Caren Miosga und Friedrich Merz

CDU-Chef Merz bei Miosga "Wir unterscheiden uns von der AfD fundamental"

Stand: 22.01.2024 09:17 Uhr

Bei Caren Miosga hat der CDU-Bundesvorsitzende Merz die Demonstrationen gegen die AfD begrüßt. Er weigerte sich aber, diese als "Nazi-Partei" zu bezeichnen. Stattdessen erklärte er, die AfD schüre gezielt Frust.

Von Lukas Weyell

Der Anlass war an diesem Sonntag vorgegeben: In ganz Deutschland waren in den vergangenen Tagen Hunderttausende Menschen auf die Straße gegangen, um gegen die AfD zu demonstrieren. Anlass waren die Enthüllungen über konspirative Treffen von AfD-Mitgliedern, bei denen Pläne besprochen wurden, Menschen mit Migrationshintergrund aus Deutschland auszuweisen.

Der CDU-Bundesvorsitzende Friedrich Merz begrüßte diese Proteste in der ARD-Talksendung Caren Miosga am Sonntagabend ausdrücklich: "Ich halte das für ein sehr, sehr ermutigendes Zeichen unserer lebendigen Demokratie."

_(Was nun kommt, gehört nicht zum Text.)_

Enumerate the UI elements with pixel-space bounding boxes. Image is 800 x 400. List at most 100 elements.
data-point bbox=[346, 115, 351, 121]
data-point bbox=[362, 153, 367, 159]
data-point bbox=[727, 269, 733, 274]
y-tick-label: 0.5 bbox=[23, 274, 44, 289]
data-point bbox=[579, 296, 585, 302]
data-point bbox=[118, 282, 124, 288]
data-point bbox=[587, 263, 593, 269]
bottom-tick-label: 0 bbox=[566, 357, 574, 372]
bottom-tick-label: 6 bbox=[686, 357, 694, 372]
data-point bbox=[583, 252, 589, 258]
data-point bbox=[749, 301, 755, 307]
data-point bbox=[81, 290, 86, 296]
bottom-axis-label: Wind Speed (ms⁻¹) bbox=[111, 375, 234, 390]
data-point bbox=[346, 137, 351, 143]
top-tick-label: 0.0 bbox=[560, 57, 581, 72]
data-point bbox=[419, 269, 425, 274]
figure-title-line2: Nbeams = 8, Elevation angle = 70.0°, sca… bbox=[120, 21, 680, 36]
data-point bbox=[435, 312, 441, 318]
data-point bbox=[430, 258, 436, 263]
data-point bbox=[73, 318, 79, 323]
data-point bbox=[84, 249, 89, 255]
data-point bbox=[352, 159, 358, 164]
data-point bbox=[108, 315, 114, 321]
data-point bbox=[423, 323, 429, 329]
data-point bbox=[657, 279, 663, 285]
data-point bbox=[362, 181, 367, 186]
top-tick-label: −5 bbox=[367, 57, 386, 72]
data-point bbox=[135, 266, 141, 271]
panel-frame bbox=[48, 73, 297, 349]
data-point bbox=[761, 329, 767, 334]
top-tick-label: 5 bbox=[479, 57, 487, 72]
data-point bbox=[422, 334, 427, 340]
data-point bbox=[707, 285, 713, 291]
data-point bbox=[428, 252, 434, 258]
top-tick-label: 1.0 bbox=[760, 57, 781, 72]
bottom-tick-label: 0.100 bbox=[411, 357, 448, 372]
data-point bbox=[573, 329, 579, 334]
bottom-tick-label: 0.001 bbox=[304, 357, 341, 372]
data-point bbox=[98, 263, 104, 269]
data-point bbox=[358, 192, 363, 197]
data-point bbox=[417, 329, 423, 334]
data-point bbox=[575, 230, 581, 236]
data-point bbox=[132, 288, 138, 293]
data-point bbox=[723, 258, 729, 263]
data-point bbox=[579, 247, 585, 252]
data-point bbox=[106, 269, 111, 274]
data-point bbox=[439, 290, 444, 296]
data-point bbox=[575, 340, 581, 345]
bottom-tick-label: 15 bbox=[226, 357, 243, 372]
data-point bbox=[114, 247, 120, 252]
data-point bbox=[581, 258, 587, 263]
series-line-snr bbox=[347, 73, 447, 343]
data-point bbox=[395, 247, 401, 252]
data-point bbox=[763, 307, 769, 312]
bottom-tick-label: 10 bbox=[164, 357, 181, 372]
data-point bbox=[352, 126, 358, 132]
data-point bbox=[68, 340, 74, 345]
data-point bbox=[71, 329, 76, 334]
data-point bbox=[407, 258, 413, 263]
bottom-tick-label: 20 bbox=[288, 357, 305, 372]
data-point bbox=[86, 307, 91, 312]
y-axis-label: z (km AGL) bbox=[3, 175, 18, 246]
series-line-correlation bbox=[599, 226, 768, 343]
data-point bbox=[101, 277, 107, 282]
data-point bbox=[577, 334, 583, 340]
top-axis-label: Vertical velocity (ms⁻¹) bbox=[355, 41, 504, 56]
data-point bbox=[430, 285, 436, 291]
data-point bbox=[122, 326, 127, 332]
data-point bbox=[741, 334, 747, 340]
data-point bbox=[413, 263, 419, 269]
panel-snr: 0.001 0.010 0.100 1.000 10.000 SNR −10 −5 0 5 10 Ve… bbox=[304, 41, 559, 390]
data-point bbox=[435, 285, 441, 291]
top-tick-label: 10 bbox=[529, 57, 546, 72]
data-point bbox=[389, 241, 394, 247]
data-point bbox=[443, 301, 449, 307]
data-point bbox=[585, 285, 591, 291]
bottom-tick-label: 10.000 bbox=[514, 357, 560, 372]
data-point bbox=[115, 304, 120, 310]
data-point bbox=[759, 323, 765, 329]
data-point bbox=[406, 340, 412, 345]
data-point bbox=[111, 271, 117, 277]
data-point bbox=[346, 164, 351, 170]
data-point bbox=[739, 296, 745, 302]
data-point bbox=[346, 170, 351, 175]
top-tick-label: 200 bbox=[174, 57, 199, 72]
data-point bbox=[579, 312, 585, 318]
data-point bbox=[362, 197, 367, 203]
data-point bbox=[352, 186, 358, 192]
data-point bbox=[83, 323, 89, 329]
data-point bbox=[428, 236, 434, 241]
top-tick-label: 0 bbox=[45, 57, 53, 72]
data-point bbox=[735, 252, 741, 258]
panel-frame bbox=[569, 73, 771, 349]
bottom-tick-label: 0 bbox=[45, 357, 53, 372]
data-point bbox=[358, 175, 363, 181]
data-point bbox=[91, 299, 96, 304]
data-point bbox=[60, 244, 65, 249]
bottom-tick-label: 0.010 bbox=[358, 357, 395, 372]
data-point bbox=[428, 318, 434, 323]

Er sei kein ängstlicher Mensch, teile aber die Sorgen der Demonstranten. Er selbst habe an diesen jedoch nicht teilnehmen können, da er auf dem Weg nach Berlin gewesen sei. Allerdings habe der bayerische Ministerpräsident Markus Söder eine Demonstration in München begleitet.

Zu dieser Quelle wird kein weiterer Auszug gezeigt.